# Why the Thom spectrum of $-\xi$ (or more generally of a virtual bundle) is defined as it is?

As the title suggests, I'm trying to find motivation on the definition of the Thom spectrum of $$-\xi$$, or more generally on the definition of the Thom spectrum of a virtual bundle.

In this paper by S. Bauer (middle of page 7) he defines the Thom spectrum for a virtual bundle of the form $$\xi - \Bbb R^m\times X$$ as the desuspension: $$Th(\xi-\Bbb R^m\times X) = \sum^{-m}\Bbb S\wedge X^{\xi}$$

with this definition, let $$\eta$$ be a bundle over $$X$$ such that $$\xi\oplus \eta\cong X\times \Bbb R^N$$, then we have we have that $$Th(-\xi) = \sum^{-N}\Bbb S\wedge X^{\eta}$$

I'm wondering what is the reason of this definition and if it was somehow related with the concept of duality morphism (Rudyak, page 47, def 2.3)

My intuition is that with this definition we should have that the two spectra are dual in the sense above. This would explain for example why Bauer in the paper mentioned above, or Crabb & Knapp in this paper (page 90, Lemma 1.1) claim that there is a pairing given by cap product: $$\widetilde{h}^0(X^{-\xi})\times \widetilde{h}^r(X^{\xi})\to \widetilde{h}^r(X)$$ since we could interpret the first one as an homology group and then cap product is well defined.

So I tried proving that we have this aforementioned duality.

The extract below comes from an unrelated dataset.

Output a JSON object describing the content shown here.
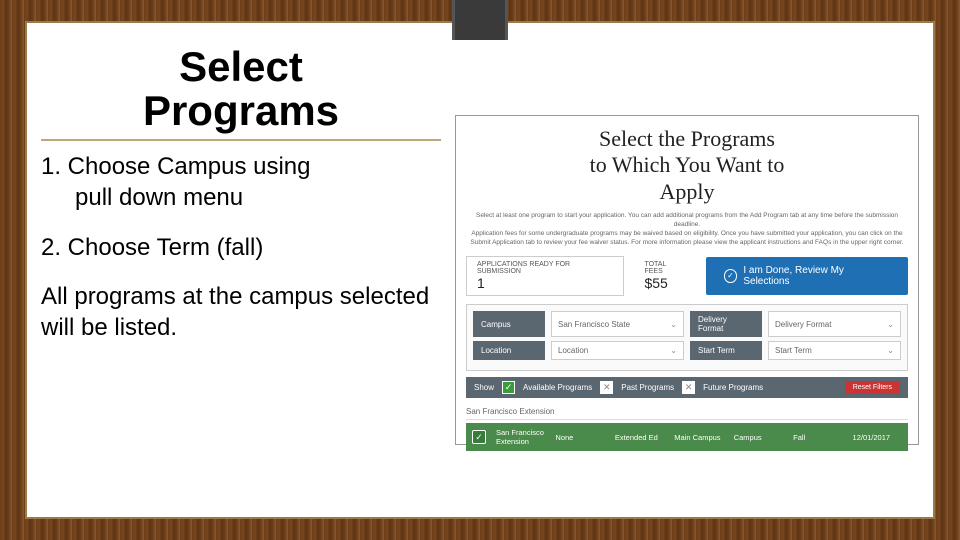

In fact we have something resembling a duality between $$Th(-\xi)$$ and $$Th(\xi)$$: $$Th(-\xi)\wedge Th(\xi)=\sum^{-N}\Bbb S\wedge X^{\eta}\wedge \Bbb S\wedge X^{\xi}$$ $$= \sum^{-N}\Bbb S\wedge X^{\eta}\wedge X^{\xi}$$ $$= \sum^{-N}\Bbb S\wedge (X\times X)^{\eta \times \xi}$$

but my problem is that $$(X\times X)^{\eta \times \xi}$$ is not quite $$X_+\wedge \sum^N\Bbb S$$, instead we have $$X_+\wedge \sum^N\Bbb S = \Delta^*(X\times X)^{\eta \times \xi}\wedge \Bbb S$$ where $$\Delta \colon X \to X\times X$$ is the diagonal map, and this prevents me for proving that we have an actual duality.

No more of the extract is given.